More positively, it is very likely that the VFR (visiting friends and relatives) market will be the first major segment to return and that is reflected in the early scheduling that we have seen from the Chinese carriers with announcements of new services in January and February to the United States. There are 3.8 million Chinese Americans and over the last three years there will have been a growing desire to replace a zoom call with a face-to-face reunion. At least from this perspective, China’s recovery will follow a similar shape to other markets when they have reopened, families first, group travel second and then a much slower recovery of corporate demand.
China’s Future Shape and Size
The easing of travel restrictions was sudden, but it will not result in a sudden change of capacity or rapid switching of schedules towards international flights; at least not in the next three to four months.
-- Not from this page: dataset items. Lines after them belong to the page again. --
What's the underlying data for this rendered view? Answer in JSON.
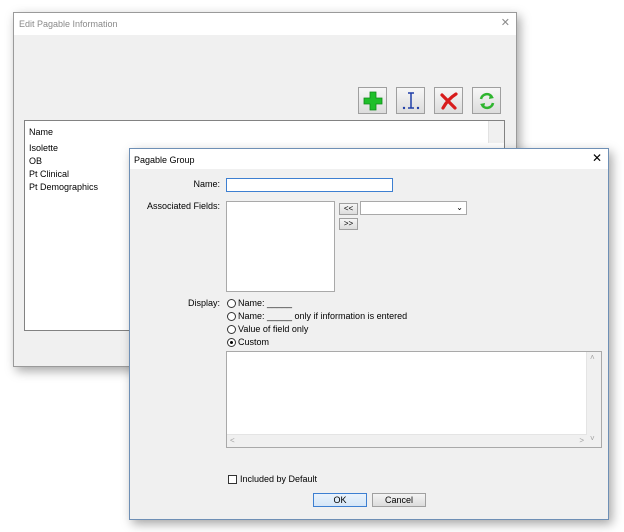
{
  "back_window": {
    "title": "Edit Pagable Information",
    "close_glyph": "✕",
    "toolbar": {
      "add_icon": "plus-icon",
      "insert_icon": "insert-icon",
      "delete_icon": "delete-x-icon",
      "refresh_icon": "refresh-icon"
    },
    "list": {
      "header": "Name",
      "items": [
        "Isolette",
        "OB",
        "Pt Clinical",
        "Pt Demographics"
      ]
    }
  },
  "dialog": {
    "title": "Pagable Group",
    "close_glyph": "✕",
    "name_label": "Name:",
    "name_value": "",
    "associated_label": "Associated Fields:",
    "move_left_label": "<<",
    "move_right_label": ">>",
    "field_select_value": "",
    "display_label": "Display:",
    "display_options": [
      "Name: _____",
      "Name: _____ only if information is entered",
      "Value of field only",
      "Custom"
    ],
    "display_selected": "Custom",
    "custom_text": "",
    "included_label": "Included by Default",
    "included_checked": false,
    "ok_label": "OK",
    "cancel_label": "Cancel"
  },
  "colors": {
    "add_green": "#1fbf2a",
    "insert_blue": "#1f3ea8",
    "delete_red": "#d81c1c",
    "refresh_green": "#2fb52f",
    "focus_blue": "#3d7fd1"
  }
}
By surprising everyone, the Chinese authorities have failed to recognise the planning that is required to reopen markets that had been closed for nearly three years or understood the challenges airlines are facing in adding more capacity at short notice.
However, despite all those challenges we expect China to once again become a major international market over the next year. Short-haul regional demand from China to major leisure markets such as Thailand, Vietnam, Japan and South Korea will noticeably grow in the second half of the year and by the last quarter of the year the outlet malls of Europe and North America will once again be accepting Alipay in all the shops. China might not quite be the hot spot for international growth that some expect in the first half of the year but heading into 2024 and beyond it will once again be in the top five international markets in the world, and that will be some recovery in twelve months.